Em primeiro lugar, é importante entender a educação inclusiva, simultaneamente, como um modelo de ensino e como um tema transversal, cujas perspectivas e estratégias beneficiam não só os alunos com deficiência. Ou seja, falar da educação para surdos e/ou para pessoas com deficiência está relacionado a pensar uma educação que seja, de fato, para todos.

“As pessoas têm necessidades e características específicas e as diferenças são intrínsecas aos seres humanos.

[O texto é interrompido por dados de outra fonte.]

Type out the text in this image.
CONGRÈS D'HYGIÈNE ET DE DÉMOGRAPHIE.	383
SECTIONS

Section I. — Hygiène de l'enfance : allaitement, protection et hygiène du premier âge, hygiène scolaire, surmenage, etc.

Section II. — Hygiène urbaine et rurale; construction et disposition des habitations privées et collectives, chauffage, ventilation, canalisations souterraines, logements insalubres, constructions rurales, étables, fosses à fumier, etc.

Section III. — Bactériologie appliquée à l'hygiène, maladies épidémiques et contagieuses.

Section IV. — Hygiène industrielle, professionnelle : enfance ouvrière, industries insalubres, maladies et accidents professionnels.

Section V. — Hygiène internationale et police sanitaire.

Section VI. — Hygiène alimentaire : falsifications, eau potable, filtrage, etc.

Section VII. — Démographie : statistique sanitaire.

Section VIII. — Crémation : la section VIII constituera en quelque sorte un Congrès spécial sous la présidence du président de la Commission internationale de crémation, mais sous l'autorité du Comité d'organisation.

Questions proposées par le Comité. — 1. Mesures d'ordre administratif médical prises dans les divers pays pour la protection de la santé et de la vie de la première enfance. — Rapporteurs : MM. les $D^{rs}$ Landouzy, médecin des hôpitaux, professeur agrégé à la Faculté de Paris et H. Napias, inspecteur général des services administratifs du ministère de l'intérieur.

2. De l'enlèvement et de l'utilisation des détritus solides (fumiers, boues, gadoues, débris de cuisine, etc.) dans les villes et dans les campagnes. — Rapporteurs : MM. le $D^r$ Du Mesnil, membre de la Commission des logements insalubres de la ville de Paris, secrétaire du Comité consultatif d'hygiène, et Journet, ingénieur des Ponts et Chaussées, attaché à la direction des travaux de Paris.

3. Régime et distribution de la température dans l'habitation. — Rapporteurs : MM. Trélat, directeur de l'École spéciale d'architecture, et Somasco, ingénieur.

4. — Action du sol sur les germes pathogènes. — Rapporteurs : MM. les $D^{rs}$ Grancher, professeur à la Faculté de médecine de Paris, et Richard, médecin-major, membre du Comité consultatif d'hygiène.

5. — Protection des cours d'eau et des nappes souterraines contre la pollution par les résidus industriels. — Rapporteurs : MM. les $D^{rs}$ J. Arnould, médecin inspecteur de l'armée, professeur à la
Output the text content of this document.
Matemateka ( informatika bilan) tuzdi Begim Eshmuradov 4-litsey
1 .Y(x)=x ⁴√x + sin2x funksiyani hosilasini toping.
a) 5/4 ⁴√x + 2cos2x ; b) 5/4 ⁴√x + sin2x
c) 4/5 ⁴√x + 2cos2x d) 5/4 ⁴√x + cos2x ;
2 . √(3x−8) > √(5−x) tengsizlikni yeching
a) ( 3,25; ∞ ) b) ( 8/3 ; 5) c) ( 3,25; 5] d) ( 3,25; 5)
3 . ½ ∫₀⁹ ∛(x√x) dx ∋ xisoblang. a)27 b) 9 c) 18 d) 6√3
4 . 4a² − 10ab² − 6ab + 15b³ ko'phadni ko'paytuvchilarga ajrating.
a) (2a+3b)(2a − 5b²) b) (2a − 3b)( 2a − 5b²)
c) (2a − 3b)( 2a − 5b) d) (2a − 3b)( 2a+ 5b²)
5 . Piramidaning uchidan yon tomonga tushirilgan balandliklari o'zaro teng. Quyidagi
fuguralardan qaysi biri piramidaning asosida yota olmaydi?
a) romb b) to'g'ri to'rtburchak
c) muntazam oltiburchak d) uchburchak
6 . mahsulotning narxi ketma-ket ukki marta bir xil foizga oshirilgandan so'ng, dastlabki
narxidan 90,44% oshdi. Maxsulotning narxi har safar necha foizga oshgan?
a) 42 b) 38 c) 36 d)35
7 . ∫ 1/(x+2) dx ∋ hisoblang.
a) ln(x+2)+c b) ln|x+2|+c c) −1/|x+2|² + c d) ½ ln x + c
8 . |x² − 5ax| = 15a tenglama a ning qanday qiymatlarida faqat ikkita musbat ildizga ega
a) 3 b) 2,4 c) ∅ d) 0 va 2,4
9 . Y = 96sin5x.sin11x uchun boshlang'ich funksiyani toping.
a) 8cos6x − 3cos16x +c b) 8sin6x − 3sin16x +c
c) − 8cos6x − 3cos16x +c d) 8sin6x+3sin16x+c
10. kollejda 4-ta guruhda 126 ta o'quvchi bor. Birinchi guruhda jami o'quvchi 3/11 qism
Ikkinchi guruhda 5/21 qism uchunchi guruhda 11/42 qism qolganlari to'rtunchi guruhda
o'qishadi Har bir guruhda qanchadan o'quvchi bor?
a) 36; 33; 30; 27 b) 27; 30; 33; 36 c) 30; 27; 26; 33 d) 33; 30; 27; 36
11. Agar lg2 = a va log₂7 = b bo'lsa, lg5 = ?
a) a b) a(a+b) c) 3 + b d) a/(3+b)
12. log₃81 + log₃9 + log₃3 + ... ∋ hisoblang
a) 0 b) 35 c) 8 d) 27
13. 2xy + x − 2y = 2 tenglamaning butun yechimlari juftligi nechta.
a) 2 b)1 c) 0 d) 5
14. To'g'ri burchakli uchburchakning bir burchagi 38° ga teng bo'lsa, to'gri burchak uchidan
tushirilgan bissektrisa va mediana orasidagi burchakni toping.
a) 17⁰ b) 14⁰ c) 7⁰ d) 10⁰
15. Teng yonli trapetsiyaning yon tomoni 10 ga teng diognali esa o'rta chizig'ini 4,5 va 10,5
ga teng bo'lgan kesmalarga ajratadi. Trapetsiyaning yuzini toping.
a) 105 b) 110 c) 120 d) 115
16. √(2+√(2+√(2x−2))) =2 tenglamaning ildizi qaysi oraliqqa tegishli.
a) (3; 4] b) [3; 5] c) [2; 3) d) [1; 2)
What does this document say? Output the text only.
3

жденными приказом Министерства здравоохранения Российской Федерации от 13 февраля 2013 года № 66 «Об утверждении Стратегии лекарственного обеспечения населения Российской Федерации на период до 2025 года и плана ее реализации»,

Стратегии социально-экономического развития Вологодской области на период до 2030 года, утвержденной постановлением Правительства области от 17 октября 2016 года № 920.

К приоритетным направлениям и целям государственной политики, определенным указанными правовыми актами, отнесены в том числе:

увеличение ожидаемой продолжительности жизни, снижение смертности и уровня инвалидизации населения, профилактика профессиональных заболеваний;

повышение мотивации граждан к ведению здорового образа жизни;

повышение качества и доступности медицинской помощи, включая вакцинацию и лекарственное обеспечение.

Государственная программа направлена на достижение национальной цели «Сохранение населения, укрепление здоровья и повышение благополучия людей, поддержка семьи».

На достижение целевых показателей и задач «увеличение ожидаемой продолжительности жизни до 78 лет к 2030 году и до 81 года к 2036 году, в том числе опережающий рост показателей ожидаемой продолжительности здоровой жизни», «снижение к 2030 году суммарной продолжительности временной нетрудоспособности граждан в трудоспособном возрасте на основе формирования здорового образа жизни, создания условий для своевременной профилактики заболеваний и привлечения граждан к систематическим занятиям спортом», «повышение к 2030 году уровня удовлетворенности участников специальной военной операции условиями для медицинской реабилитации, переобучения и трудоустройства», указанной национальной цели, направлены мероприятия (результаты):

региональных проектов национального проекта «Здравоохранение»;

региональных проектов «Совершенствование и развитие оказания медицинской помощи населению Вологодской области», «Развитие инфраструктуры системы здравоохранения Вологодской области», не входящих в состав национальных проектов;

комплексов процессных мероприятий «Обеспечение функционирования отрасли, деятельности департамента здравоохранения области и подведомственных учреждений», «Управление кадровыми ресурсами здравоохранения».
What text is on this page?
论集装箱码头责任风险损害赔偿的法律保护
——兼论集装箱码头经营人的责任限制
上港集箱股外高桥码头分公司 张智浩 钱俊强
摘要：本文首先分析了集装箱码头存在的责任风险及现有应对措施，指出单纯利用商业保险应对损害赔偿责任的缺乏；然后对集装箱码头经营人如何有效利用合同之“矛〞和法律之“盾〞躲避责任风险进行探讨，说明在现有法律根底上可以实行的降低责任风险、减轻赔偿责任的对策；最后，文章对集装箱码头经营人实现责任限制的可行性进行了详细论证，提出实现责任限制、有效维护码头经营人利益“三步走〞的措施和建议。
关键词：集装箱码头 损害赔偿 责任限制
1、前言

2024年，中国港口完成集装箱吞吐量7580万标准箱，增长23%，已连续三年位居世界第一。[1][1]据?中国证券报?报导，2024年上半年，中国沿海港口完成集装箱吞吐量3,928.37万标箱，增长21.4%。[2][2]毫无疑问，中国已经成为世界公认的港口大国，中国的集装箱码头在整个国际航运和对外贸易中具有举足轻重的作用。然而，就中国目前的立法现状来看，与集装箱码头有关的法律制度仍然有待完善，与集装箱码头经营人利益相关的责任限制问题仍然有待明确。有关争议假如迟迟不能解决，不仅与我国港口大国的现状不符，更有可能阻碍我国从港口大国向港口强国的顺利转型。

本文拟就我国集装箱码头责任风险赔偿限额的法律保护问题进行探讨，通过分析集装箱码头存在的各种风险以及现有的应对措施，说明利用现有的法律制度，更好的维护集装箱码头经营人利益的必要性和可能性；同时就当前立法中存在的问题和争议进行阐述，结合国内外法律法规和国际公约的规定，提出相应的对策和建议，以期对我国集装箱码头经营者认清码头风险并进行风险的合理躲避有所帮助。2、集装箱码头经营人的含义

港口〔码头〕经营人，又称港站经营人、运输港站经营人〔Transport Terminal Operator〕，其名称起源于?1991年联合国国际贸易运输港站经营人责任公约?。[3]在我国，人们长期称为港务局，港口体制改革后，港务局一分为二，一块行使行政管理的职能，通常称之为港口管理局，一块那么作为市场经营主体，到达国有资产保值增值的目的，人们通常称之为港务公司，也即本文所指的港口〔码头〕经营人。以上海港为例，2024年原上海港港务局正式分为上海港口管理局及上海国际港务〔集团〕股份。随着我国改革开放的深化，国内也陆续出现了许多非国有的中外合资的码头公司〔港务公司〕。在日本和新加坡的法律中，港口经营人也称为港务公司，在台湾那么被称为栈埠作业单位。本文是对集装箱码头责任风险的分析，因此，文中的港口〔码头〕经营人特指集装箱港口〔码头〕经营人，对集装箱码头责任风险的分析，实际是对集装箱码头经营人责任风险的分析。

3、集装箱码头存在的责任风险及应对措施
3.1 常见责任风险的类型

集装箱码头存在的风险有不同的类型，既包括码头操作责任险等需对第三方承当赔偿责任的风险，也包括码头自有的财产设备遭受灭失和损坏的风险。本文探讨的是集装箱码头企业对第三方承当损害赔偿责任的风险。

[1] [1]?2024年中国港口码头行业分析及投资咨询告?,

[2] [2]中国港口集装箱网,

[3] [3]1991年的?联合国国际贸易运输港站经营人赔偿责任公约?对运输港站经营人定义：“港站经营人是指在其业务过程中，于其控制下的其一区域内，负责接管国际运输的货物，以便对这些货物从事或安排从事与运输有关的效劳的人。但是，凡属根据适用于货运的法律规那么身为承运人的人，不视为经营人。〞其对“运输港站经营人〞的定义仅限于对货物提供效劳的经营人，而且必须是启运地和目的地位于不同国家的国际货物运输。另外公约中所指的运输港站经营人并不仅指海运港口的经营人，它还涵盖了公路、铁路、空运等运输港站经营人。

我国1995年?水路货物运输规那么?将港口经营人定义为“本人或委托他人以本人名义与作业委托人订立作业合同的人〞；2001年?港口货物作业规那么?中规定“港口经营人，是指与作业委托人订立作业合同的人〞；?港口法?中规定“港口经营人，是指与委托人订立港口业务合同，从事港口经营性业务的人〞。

Nesse sentido, quando faço explicações de forma pausada, com o rosto voltado para os estudantes e uso mais imagens e materiais táteis para ensinar conceitos abstratos da matemática, por exemplo, não só ajudo na fixação do conteúdo pelos alunos surdos, com deficiência visual ou intelectual, mas também ajudo todos aqueles que têm tempos diferentes para compreender e memorizar determinados conceitos”, diz Aline Santos, coordenadora do projeto DIVERSA.

Outro ponto importante é que mesmo quando não convivemos com pessoas com deficiência temos de pensar sobre elas, justamente para que possamos tornar os ambientes receptivos e interativos para todas as pessoas. Antes de nos perguntarmos “como pensar nas necessidades desse público, se não convivemos com ele?”, devemos questionar: “por que não convivemos com pessoas com deficiência sendo que, segundo dados da Organização Mundial da Saúde (OMS), elas representam 15% da população mundial?”.

A invisibilidade das pessoas com deficiência

A inversão de raciocínio nos permite perceber que ocorre, na verdade, uma invisibilização. Para além de destacar a necessidade e a importância de políticas públicas promovidas pelo Estado para reverter esse cenário, tal perspectiva aponta para a responsabilidade atitudinal de todos os atores sociais nesse processo.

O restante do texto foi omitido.